The first day of the workshop, inaugurated by Advocate General ,Goa, Mr. Davidas Pangam, included presentations on the scientific and technical dimensions of Mhadei river, particularly those pertaining to the proposed diversion.
The study done on the Mhadei watershed by Dr. Manoj Ibrampukar pointed out that diversion will lead to reduced water discharge during both monsoon and non monsoon seasons, affecting preservation of dry water flows and reduction in sediment load.
The paper by Dr. Vidyadhar Atkore, on impact of proposed diversion on fresh fishwater diversity pointed out that some endemic species of fish have lost their critical habitat due to the Kalsa Bhanduri diversion project.

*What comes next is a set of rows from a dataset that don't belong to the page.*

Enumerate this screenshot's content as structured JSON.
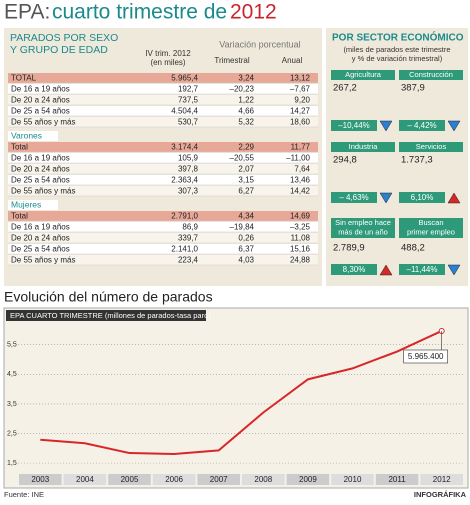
{
  "header": {
    "title_a": "EPA:",
    "title_b": "cuarto trimestre de",
    "title_c": "2012"
  },
  "table": {
    "title_1": "PARADOS POR SEXO",
    "title_2": "Y GRUPO DE EDAD",
    "col_value_1": "IV trim. 2012",
    "col_value_2": "(en miles)",
    "col_var": "Variación porcentual",
    "col_trim": "Trimestral",
    "col_anual": "Anual",
    "groups": [
      {
        "rows": [
          [
            "TOTAL",
            "5.965,4",
            "3,24",
            "13,12"
          ],
          [
            "De 16 a 19 años",
            "192,7",
            "–20,23",
            "–7,67"
          ],
          [
            "De 20 a 24 años",
            "737,5",
            "1,22",
            "9,20"
          ],
          [
            "De 25 a 54 años",
            "4.504,4",
            "4,66",
            "14,27"
          ],
          [
            "De 55 años y más",
            "530,7",
            "5,32",
            "18,60"
          ]
        ]
      },
      {
        "label": "Varones",
        "rows": [
          [
            "Total",
            "3.174,4",
            "2,29",
            "11,77"
          ],
          [
            "De 16 a 19 años",
            "105,9",
            "–20,55",
            "–11,00"
          ],
          [
            "De 20 a 24 años",
            "397,8",
            "2,07",
            "7,64"
          ],
          [
            "De 25 a 54 años",
            "2.363,4",
            "3,15",
            "13,46"
          ],
          [
            "De 55 años y más",
            "307,3",
            "6,27",
            "14,42"
          ]
        ]
      },
      {
        "label": "Mujeres",
        "rows": [
          [
            "Total",
            "2.791,0",
            "4,34",
            "14,69"
          ],
          [
            "De 16 a 19 años",
            "86,9",
            "–19,84",
            "–3,25"
          ],
          [
            "De 20 a 24 años",
            "339,7",
            "0,26",
            "11,08"
          ],
          [
            "De 25 a 54 años",
            "2.141,0",
            "6,37",
            "15,16"
          ],
          [
            "De 55 años y más",
            "223,4",
            "4,03",
            "24,88"
          ]
        ]
      }
    ]
  },
  "sectors": {
    "title": "POR SECTOR ECONÓMICO",
    "subtitle_1": "(miles de parados este trimestre",
    "subtitle_2": "y % de variación trimestral)",
    "items": [
      {
        "label": [
          "Agricultura"
        ],
        "value": "267,2",
        "change": "–10,44%"
      },
      {
        "label": [
          "Construcción"
        ],
        "value": "387,9",
        "change": "– 4,42%"
      },
      {
        "label": [
          "Industria"
        ],
        "value": "294,8",
        "change": "– 4,63%"
      },
      {
        "label": [
          "Servicios"
        ],
        "value": "1.737,3",
        "change": "6,10%"
      },
      {
        "label": [
          "Sin empleo hace",
          "más de un año"
        ],
        "value": "2.789,9",
        "change": "8,30%"
      },
      {
        "label": [
          "Buscan",
          "primer empleo"
        ],
        "value": "488,2",
        "change": "–11,44%"
      }
    ]
  },
  "chart_data": {
    "type": "line",
    "title": "Evolución del número de parados",
    "subtitle": "EPA CUARTO TRIMESTRE (millones de parados-tasa paro)",
    "categories": [
      "2003",
      "2004",
      "2005",
      "2006",
      "2007",
      "2008",
      "2009",
      "2010",
      "2011",
      "2012"
    ],
    "values": [
      2.29,
      2.17,
      1.84,
      1.81,
      1.93,
      3.21,
      4.33,
      4.7,
      5.27,
      5.9654
    ],
    "color": "#d62828",
    "ylim": [
      1.2,
      6.2
    ],
    "yticks": [
      {
        "value": 1.5,
        "label": "1,5"
      },
      {
        "value": 2.5,
        "label": "2,5"
      },
      {
        "value": 3.5,
        "label": "3,5"
      },
      {
        "value": 4.5,
        "label": "4,5"
      },
      {
        "value": 5.5,
        "label": "5,5"
      }
    ],
    "grid": true,
    "annotation": "5.965.400"
  },
  "footer": {
    "source": "Fuente: INE",
    "credit": "INFOGRÁFIKA"
  }
}
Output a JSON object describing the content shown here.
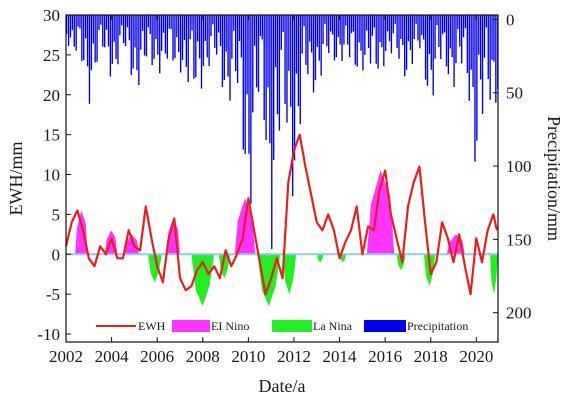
{
  "chart_data": {
    "type": "bar+line",
    "xlabel": "Date/a",
    "ylabel_left": "EWH/mm",
    "ylabel_right": "Precipitation/mm",
    "x_ticks": [
      2002,
      2004,
      2006,
      2008,
      2010,
      2012,
      2014,
      2016,
      2018,
      2020
    ],
    "ylim_left": [
      -11,
      30
    ],
    "y_ticks_left": [
      -10,
      -5,
      0,
      5,
      10,
      15,
      20,
      25,
      30
    ],
    "ylim_right_inverted": [
      -3,
      220
    ],
    "y_ticks_right": [
      0,
      50,
      100,
      150,
      200
    ],
    "xlim": [
      2002,
      2020.95
    ],
    "grid": false,
    "legend": {
      "placement": "bottom",
      "entries": [
        {
          "label": "EWH",
          "type": "line",
          "color": "#e8201c"
        },
        {
          "label": "EI Nino",
          "type": "fill",
          "color": "#ff33ff"
        },
        {
          "label": "La Nina",
          "type": "fill",
          "color": "#22ee22"
        },
        {
          "label": "Precipitation",
          "type": "fill",
          "color": "#0000ee"
        }
      ]
    },
    "zero_line_color": "#88ccee",
    "ewh_series": {
      "name": "EWH",
      "points": [
        [
          2002.0,
          1.0
        ],
        [
          2002.25,
          4.0
        ],
        [
          2002.5,
          5.5
        ],
        [
          2002.75,
          3.0
        ],
        [
          2003.0,
          -0.5
        ],
        [
          2003.25,
          -1.5
        ],
        [
          2003.5,
          1.0
        ],
        [
          2003.75,
          0.0
        ],
        [
          2004.0,
          2.0
        ],
        [
          2004.25,
          -0.5
        ],
        [
          2004.5,
          -0.5
        ],
        [
          2004.75,
          3.0
        ],
        [
          2005.0,
          1.0
        ],
        [
          2005.25,
          0.5
        ],
        [
          2005.5,
          6.0
        ],
        [
          2005.75,
          2.0
        ],
        [
          2006.0,
          -1.5
        ],
        [
          2006.25,
          -3.5
        ],
        [
          2006.5,
          2.0
        ],
        [
          2006.75,
          4.5
        ],
        [
          2007.0,
          -3.0
        ],
        [
          2007.25,
          -4.5
        ],
        [
          2007.5,
          -4.0
        ],
        [
          2007.75,
          -2.0
        ],
        [
          2008.0,
          -1.0
        ],
        [
          2008.25,
          -2.5
        ],
        [
          2008.5,
          -1.5
        ],
        [
          2008.75,
          -3.0
        ],
        [
          2009.0,
          0.5
        ],
        [
          2009.25,
          -1.5
        ],
        [
          2009.5,
          0.0
        ],
        [
          2009.75,
          2.0
        ],
        [
          2010.0,
          7.0
        ],
        [
          2010.25,
          3.0
        ],
        [
          2010.5,
          -1.0
        ],
        [
          2010.75,
          -5.0
        ],
        [
          2011.0,
          -3.0
        ],
        [
          2011.25,
          -0.5
        ],
        [
          2011.5,
          -3.0
        ],
        [
          2011.75,
          9.0
        ],
        [
          2012.0,
          13.0
        ],
        [
          2012.25,
          15.0
        ],
        [
          2012.5,
          11.0
        ],
        [
          2012.75,
          7.5
        ],
        [
          2013.0,
          4.0
        ],
        [
          2013.25,
          3.0
        ],
        [
          2013.5,
          5.0
        ],
        [
          2013.75,
          3.0
        ],
        [
          2014.0,
          -0.5
        ],
        [
          2014.25,
          1.5
        ],
        [
          2014.5,
          3.0
        ],
        [
          2014.75,
          6.0
        ],
        [
          2015.0,
          0.0
        ],
        [
          2015.25,
          3.5
        ],
        [
          2015.5,
          3.0
        ],
        [
          2015.75,
          8.0
        ],
        [
          2016.0,
          10.5
        ],
        [
          2016.25,
          5.0
        ],
        [
          2016.5,
          2.0
        ],
        [
          2016.75,
          -1.0
        ],
        [
          2017.0,
          6.0
        ],
        [
          2017.25,
          9.0
        ],
        [
          2017.5,
          11.0
        ],
        [
          2017.75,
          4.0
        ],
        [
          2018.0,
          -2.5
        ],
        [
          2018.25,
          -1.0
        ],
        [
          2018.5,
          4.0
        ],
        [
          2018.75,
          2.0
        ],
        [
          2019.0,
          -1.0
        ],
        [
          2019.25,
          2.5
        ],
        [
          2019.5,
          -1.5
        ],
        [
          2019.75,
          -5.0
        ],
        [
          2020.0,
          2.0
        ],
        [
          2020.25,
          -1.0
        ],
        [
          2020.5,
          3.0
        ],
        [
          2020.75,
          5.0
        ],
        [
          2020.9,
          3.0
        ]
      ]
    },
    "el_nino_periods": [
      [
        2002.4,
        2002.95,
        5.5
      ],
      [
        2003.7,
        2004.25,
        3.0
      ],
      [
        2004.55,
        2005.2,
        2.5
      ],
      [
        2006.4,
        2007.0,
        4.5
      ],
      [
        2009.4,
        2010.3,
        7.0
      ],
      [
        2015.2,
        2016.4,
        10.5
      ],
      [
        2018.7,
        2019.5,
        2.5
      ]
    ],
    "la_nina_periods": [
      [
        2005.6,
        2006.2,
        -3.5
      ],
      [
        2007.5,
        2008.5,
        -6.5
      ],
      [
        2008.7,
        2009.2,
        -3.0
      ],
      [
        2010.4,
        2011.4,
        -6.5
      ],
      [
        2011.5,
        2012.1,
        -5.0
      ],
      [
        2013.0,
        2013.3,
        -1.0
      ],
      [
        2014.0,
        2014.3,
        -1.0
      ],
      [
        2016.5,
        2016.9,
        -2.0
      ],
      [
        2017.7,
        2018.2,
        -4.0
      ],
      [
        2020.6,
        2020.95,
        -5.0
      ]
    ],
    "precipitation_profile": [
      [
        2002.0,
        10
      ],
      [
        2002.5,
        25
      ],
      [
        2003.0,
        40
      ],
      [
        2003.5,
        20
      ],
      [
        2004.0,
        30
      ],
      [
        2004.5,
        20
      ],
      [
        2005.0,
        35
      ],
      [
        2005.5,
        30
      ],
      [
        2006.0,
        25
      ],
      [
        2006.5,
        30
      ],
      [
        2007.0,
        25
      ],
      [
        2007.5,
        50
      ],
      [
        2008.0,
        30
      ],
      [
        2008.5,
        25
      ],
      [
        2009.0,
        40
      ],
      [
        2009.5,
        50
      ],
      [
        2010.0,
        100
      ],
      [
        2010.5,
        45
      ],
      [
        2011.0,
        110
      ],
      [
        2011.5,
        60
      ],
      [
        2012.0,
        90
      ],
      [
        2012.5,
        40
      ],
      [
        2013.0,
        35
      ],
      [
        2013.5,
        25
      ],
      [
        2014.0,
        20
      ],
      [
        2014.5,
        30
      ],
      [
        2015.0,
        25
      ],
      [
        2015.5,
        35
      ],
      [
        2016.0,
        20
      ],
      [
        2016.5,
        25
      ],
      [
        2017.0,
        30
      ],
      [
        2017.5,
        20
      ],
      [
        2018.0,
        45
      ],
      [
        2018.5,
        25
      ],
      [
        2019.0,
        35
      ],
      [
        2019.5,
        30
      ],
      [
        2020.0,
        80
      ],
      [
        2020.5,
        50
      ],
      [
        2020.9,
        40
      ]
    ],
    "precipitation_bar_step": 0.0833
  }
}
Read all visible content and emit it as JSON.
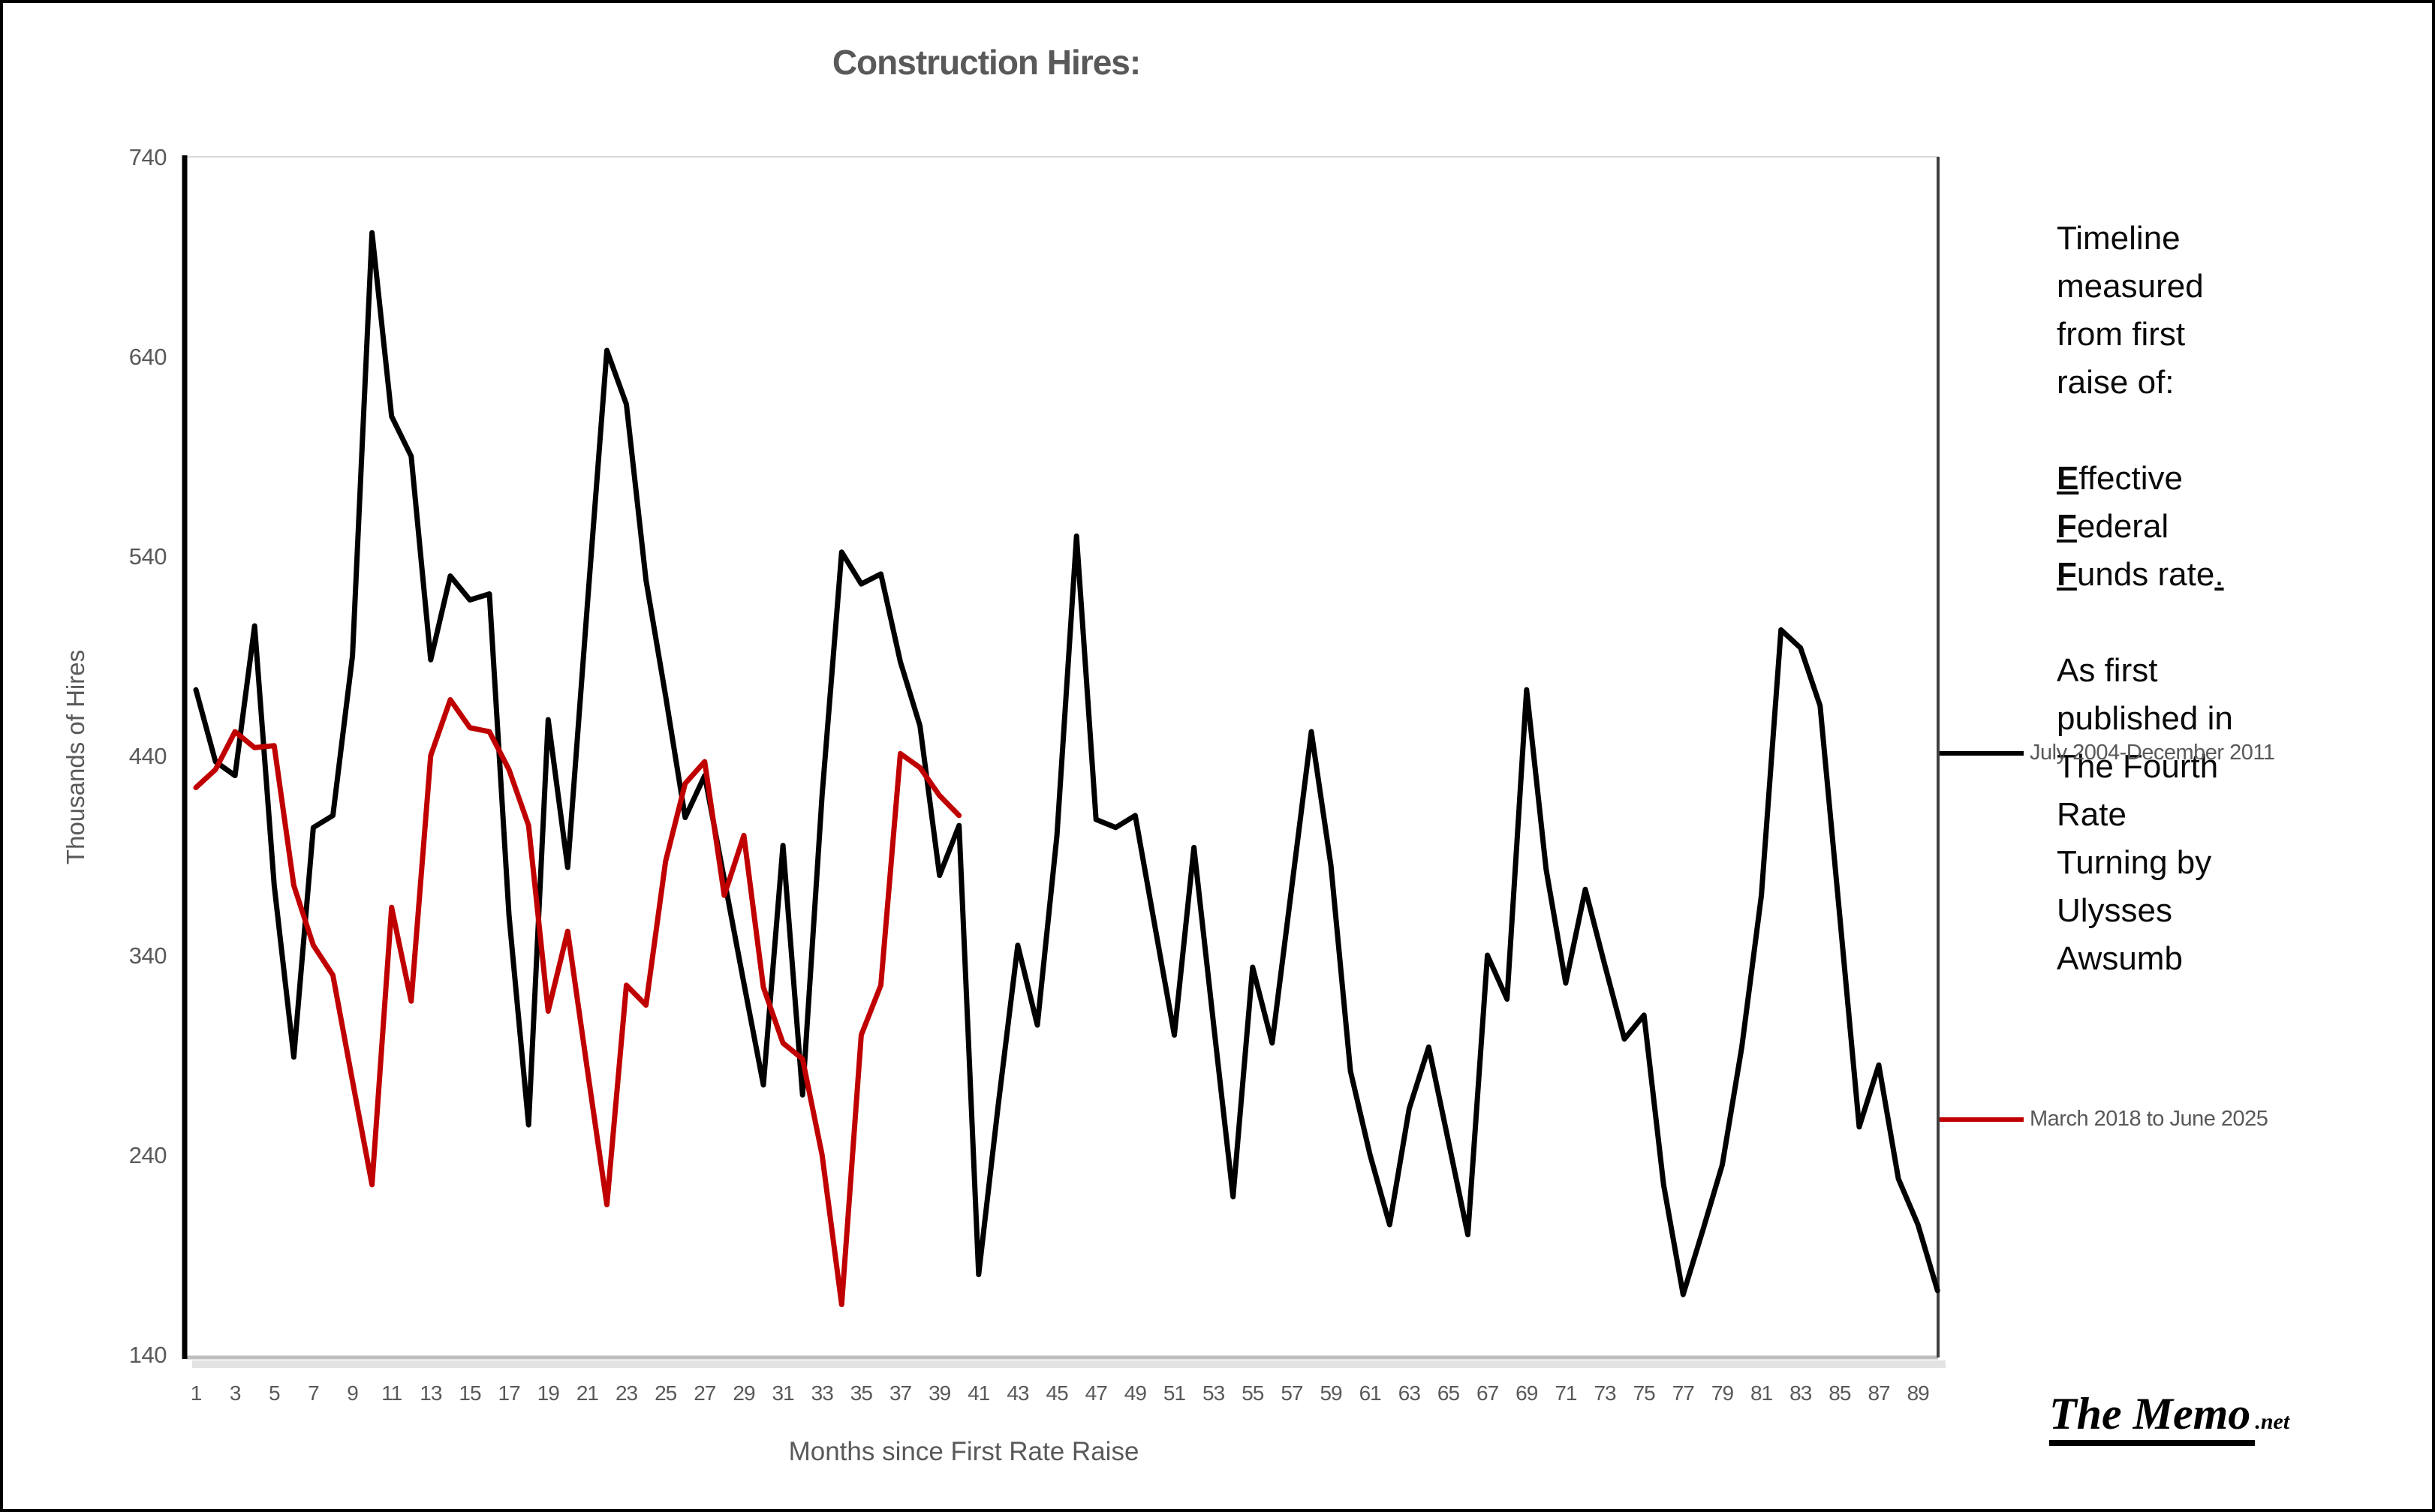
{
  "title": "Construction Hires:",
  "y_axis": {
    "label": "Thousands of Hires",
    "ticks": [
      740,
      640,
      540,
      440,
      340,
      240,
      140
    ],
    "min": 140,
    "max": 740
  },
  "x_axis": {
    "label": "Months since First Rate Raise",
    "tick_start": 1,
    "tick_end": 89,
    "tick_step": 2
  },
  "legend": [
    {
      "label": "July 2004-December 2011",
      "color": "#000000"
    },
    {
      "label": "March 2018 to June 2025",
      "color": "#c00000"
    }
  ],
  "side_note": {
    "para1": [
      "Timeline",
      "measured",
      "from first",
      "raise of:"
    ],
    "para2": [
      {
        "lead": "E",
        "rest": "ffective",
        "tail": ""
      },
      {
        "lead": "F",
        "rest": "ederal",
        "tail": ""
      },
      {
        "lead": "F",
        "rest": "unds rate",
        "tail": "."
      }
    ],
    "para3": [
      "As first",
      "published in",
      "The Fourth",
      "Rate",
      "Turning by",
      "Ulysses",
      "Awsumb"
    ]
  },
  "logo": {
    "main": "The Memo",
    "suffix": ".net"
  },
  "chart_data": {
    "type": "line",
    "x_start_month": 1,
    "xlabel": "Months since First Rate Raise",
    "ylabel": "Thousands of Hires",
    "ylim": [
      140,
      740
    ],
    "grid": false,
    "legend_position": "right",
    "series": [
      {
        "name": "July 2004-December 2011",
        "color": "#000000",
        "values": [
          473,
          437,
          430,
          505,
          375,
          289,
          404,
          410,
          490,
          702,
          610,
          590,
          488,
          530,
          518,
          521,
          360,
          255,
          458,
          384,
          515,
          643,
          616,
          528,
          470,
          409,
          430,
          378,
          326,
          275,
          395,
          270,
          420,
          542,
          526,
          531,
          487,
          455,
          380,
          405,
          180,
          265,
          345,
          305,
          400,
          550,
          408,
          404,
          410,
          355,
          300,
          394,
          306,
          219,
          334,
          296,
          374,
          452,
          385,
          282,
          240,
          205,
          263,
          294,
          247,
          200,
          340,
          318,
          473,
          383,
          326,
          373,
          335,
          298,
          310,
          225,
          170,
          202,
          235,
          294,
          370,
          503,
          494,
          465,
          360,
          254,
          285,
          228,
          205,
          172
        ]
      },
      {
        "name": "March 2018 to June 2025",
        "color": "#c00000",
        "values": [
          424,
          433,
          452,
          444,
          445,
          375,
          345,
          330,
          277,
          225,
          364,
          317,
          440,
          468,
          454,
          452,
          433,
          405,
          312,
          352,
          283,
          215,
          325,
          315,
          387,
          426,
          437,
          370,
          400,
          324,
          296,
          288,
          240,
          165,
          300,
          325,
          441,
          434,
          420,
          410
        ]
      }
    ]
  }
}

A preliminary study on geomorphic trends in Mhadei by Disha Karapurkar reveals that the river is susceptible to both natural and anthropogenic influences and would require conscious policy decisions to conserve and protect the integrity of the river.
Dr Nitin Sawant in his study on the biodiversity impact of proposed diversion, listed out the endemic species of plants and animals dependent on fresh water sources in the region and pointed out that the change in the flow of the river could deeply impact dependent species, in turn affecting human populations.
A preliminary study by Heena Gaude and Sweta Bhonsle focusing on economic impact of Mhadei on people’s lives , sought to analyse relationship between watershed delineation, agriculture index and recharging of wells using GIS mapping techniques. Sara George from Living Waters Museum spoke about her digital initiative which has been documenting, curating, communicating the rich traditions of water heritage in India, and the ongoing project on Goa Water Stories.
Tahir Noronha’s paper proposed grant of a legal status to the rights of river Mhadei, in the context of global ‘Rights of Nature’ movement and national examples such as Ganges being given legal status as per the High Court judgment, protecting its right to flow freely.
Ravaji Gaunkar spoke of the role and responses of village communities, which are often caught between issues of livelihood around Mhadei and the ‘Politics of Mhadei’. Prof. Rahul Tripathi, in his presentation questioned the role of the state as well the civil society in not being consistent in appreciating and understanding the larger context of Mhadei issue and in the process hampering Goa’s case for protecting the river. He urged on filling the knowledge deficit on the issue to overcome the political deficit and creating spaces for dialogue within and beyond the state.